Bogus email orders - how to spot them

Received an email from a 'Lucy Courtney' working forLindsey and Richard Cpmpany in Manila. They were interested in some of my work for their stores and requested a website or mailing list of available work. Already was finding this a bit odd as most people access me via my site but played along and sent a list. They oredered two paintings requesting that I use their shipping company and assuring me they would pay for the paintings with a credit card. This was odd - they hadn't even asked to see what the paintings looked like and no one in their right mind would do that so the alarm bells were ringing big time. But, there's always that 1% chance that they may have been genuine, so I replied sending them an invoice for credit card payment and insisting on an emailed copy of the front and back of their credit card. (They could have a number of another persons card that they might have stolen.) I also insisted that if they wanted to use their shipping company, that they paid them direct and not, as they had requested, get me to do so.
This is where the scam was. I would be conned into paying shipping costs to a bogus company upfront and the payment to me would either not be made or would be fraudulent.
So just be aware.

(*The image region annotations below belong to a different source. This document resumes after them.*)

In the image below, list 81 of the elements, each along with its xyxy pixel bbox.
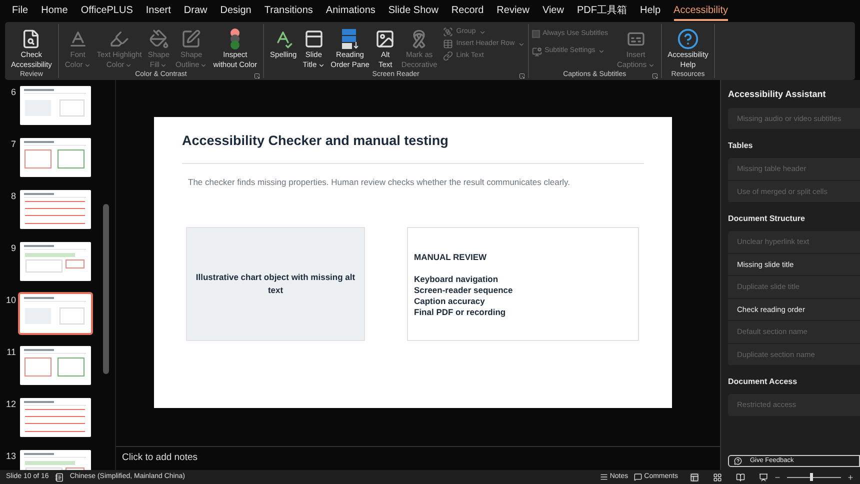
link-icon bbox=[443, 51, 454, 61]
caret-icon bbox=[125, 62, 132, 68]
caret-icon bbox=[478, 28, 486, 36]
slide-thumbnail[interactable] bbox=[18, 344, 93, 387]
section-heading: Tables bbox=[728, 140, 754, 152]
dialog-launcher-icon[interactable] bbox=[254, 73, 260, 79]
slide-thumbnail[interactable] bbox=[18, 292, 93, 335]
slide-number: 13 bbox=[4, 450, 16, 463]
scrollbar[interactable] bbox=[103, 204, 109, 374]
review-heading: MANUAL REVIEW bbox=[414, 251, 488, 264]
slide-number: 8 bbox=[10, 190, 16, 203]
slide-number: 12 bbox=[4, 398, 16, 411]
section-heading: Document Structure bbox=[728, 213, 806, 225]
review-item: Keyboard navigation bbox=[414, 274, 500, 285]
review-item: Final PDF or recording bbox=[414, 306, 507, 318]
review-item: Screen-reader sequence bbox=[414, 284, 514, 296]
menu-tab[interactable]: Draw bbox=[184, 1, 208, 21]
caret-icon bbox=[518, 40, 525, 48]
menu-tab[interactable]: File bbox=[12, 1, 28, 21]
notes-field[interactable]: Click to add notes bbox=[122, 451, 198, 466]
menu-tab[interactable]: Review bbox=[496, 1, 530, 21]
table-icon bbox=[443, 39, 454, 49]
menu-tab[interactable]: Animations bbox=[326, 1, 376, 21]
color-circles-icon bbox=[228, 28, 242, 50]
caret-icon bbox=[200, 62, 208, 68]
notebook-icon[interactable] bbox=[54, 472, 64, 482]
caret-icon bbox=[598, 48, 606, 55]
slide-title: Accessibility Checker and manual testing bbox=[182, 132, 450, 150]
caret-icon bbox=[84, 62, 91, 68]
placeholder-caption: Illustrative chart object with missing alt text bbox=[194, 271, 356, 297]
reading-order-icon bbox=[340, 28, 360, 50]
screen-settings-icon bbox=[532, 46, 542, 56]
menu-tab[interactable]: PDF工具箱 bbox=[576, 1, 627, 21]
zoom-slider[interactable] bbox=[787, 473, 841, 481]
slide-number: 6 bbox=[10, 86, 16, 99]
slide-thumbnail[interactable] bbox=[18, 136, 93, 179]
pen-square-icon bbox=[181, 28, 202, 48]
menu-tab[interactable]: Design bbox=[220, 1, 252, 21]
menu-tab[interactable]: Slide Show bbox=[388, 1, 438, 21]
book-icon[interactable] bbox=[736, 472, 745, 482]
slide-number: 10 bbox=[4, 294, 16, 307]
feedback-icon bbox=[734, 457, 742, 465]
dialog-launcher-icon[interactable] bbox=[652, 73, 658, 79]
slide-preview-drawing bbox=[22, 400, 88, 434]
pane-title: Accessibility Assistant bbox=[728, 88, 827, 101]
menu-tab[interactable]: Transitions bbox=[264, 1, 313, 21]
slide-thumbnail[interactable] bbox=[18, 84, 93, 127]
paint-bucket-icon bbox=[148, 28, 169, 48]
slide-title-icon bbox=[304, 28, 324, 48]
help-icon bbox=[677, 28, 700, 50]
zoom-in-icon[interactable] bbox=[847, 474, 854, 480]
lines-icon bbox=[600, 473, 608, 481]
slide-number: 9 bbox=[10, 242, 16, 255]
document-search-icon bbox=[21, 28, 42, 48]
menu-tab[interactable]: Help bbox=[640, 1, 661, 21]
review-item: Caption accuracy bbox=[414, 296, 486, 307]
section-heading: Document Access bbox=[728, 376, 798, 388]
comment-icon bbox=[634, 473, 642, 481]
caret-icon bbox=[648, 62, 655, 68]
slide-number: 11 bbox=[6, 346, 16, 359]
group-icon bbox=[443, 27, 454, 37]
menu-tab[interactable]: Record bbox=[451, 1, 484, 21]
menu-tab[interactable]: Home bbox=[41, 1, 68, 21]
slide-subtitle: The checker finds missing properties. Human review checks whether the result communicates clearly. bbox=[187, 176, 572, 189]
menu-tab[interactable]: View bbox=[542, 1, 564, 21]
menu-tab[interactable]: Insert bbox=[146, 1, 171, 21]
caret-icon bbox=[160, 62, 168, 68]
slide-thumbnail[interactable] bbox=[18, 188, 93, 231]
slide-thumbnail[interactable] bbox=[18, 240, 93, 283]
image-icon bbox=[375, 28, 396, 48]
menu-tab[interactable]: OfficePLUS bbox=[80, 1, 133, 21]
highlighter-icon bbox=[109, 28, 130, 48]
caret-icon bbox=[318, 62, 325, 68]
slide-thumbnail[interactable] bbox=[18, 396, 93, 439]
slide-number: 7 bbox=[10, 138, 16, 151]
normal-view-icon[interactable] bbox=[690, 472, 699, 482]
grid-view-icon[interactable] bbox=[713, 472, 722, 482]
dialog-launcher-icon[interactable] bbox=[518, 73, 525, 79]
slide-preview-drawing bbox=[22, 192, 88, 226]
letter-underline-icon bbox=[68, 28, 88, 48]
presentation-icon[interactable] bbox=[759, 472, 768, 482]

These guys were pretty dumb, the next lot may be wiser!
So lesson - be wary if:
  1. The email sounds vague, such as" we are interested in your work for our stores..."Any would be buyer would know about you and your work and be more specific.
  2. If they request using their couriers/fright company unless they pay them, don't.
  3. If they seem dodgy insist on a back and front copy of their credit card.
  4. If they dangle large payment promises and seem in a rush to get the transaction happening.
  5. They get otherwise when you don't roll over for their requests
  6. They don't ask you to send an image of the work they have just requested
  7. Sadly certain countries get me worried upfront as we've had bad experiences in the past :Montenegro, Nigeria and the Phillipnes are a few I'd avoid.
  8. Don't be afraid to offend them with security questions - if they are genuine buyers they will understand your vulnerability
  9. If they appear to have overpaid you and then ask you to use the balance to buy a computer etc to send with the work refuse to do so. Chances are the payment will bounce in a couple of days and you'll be left minus paintings and a computer.
  10. Check on where they first saw your work, what interested them about it etc. If they can't answer these questions, then end the correspondance.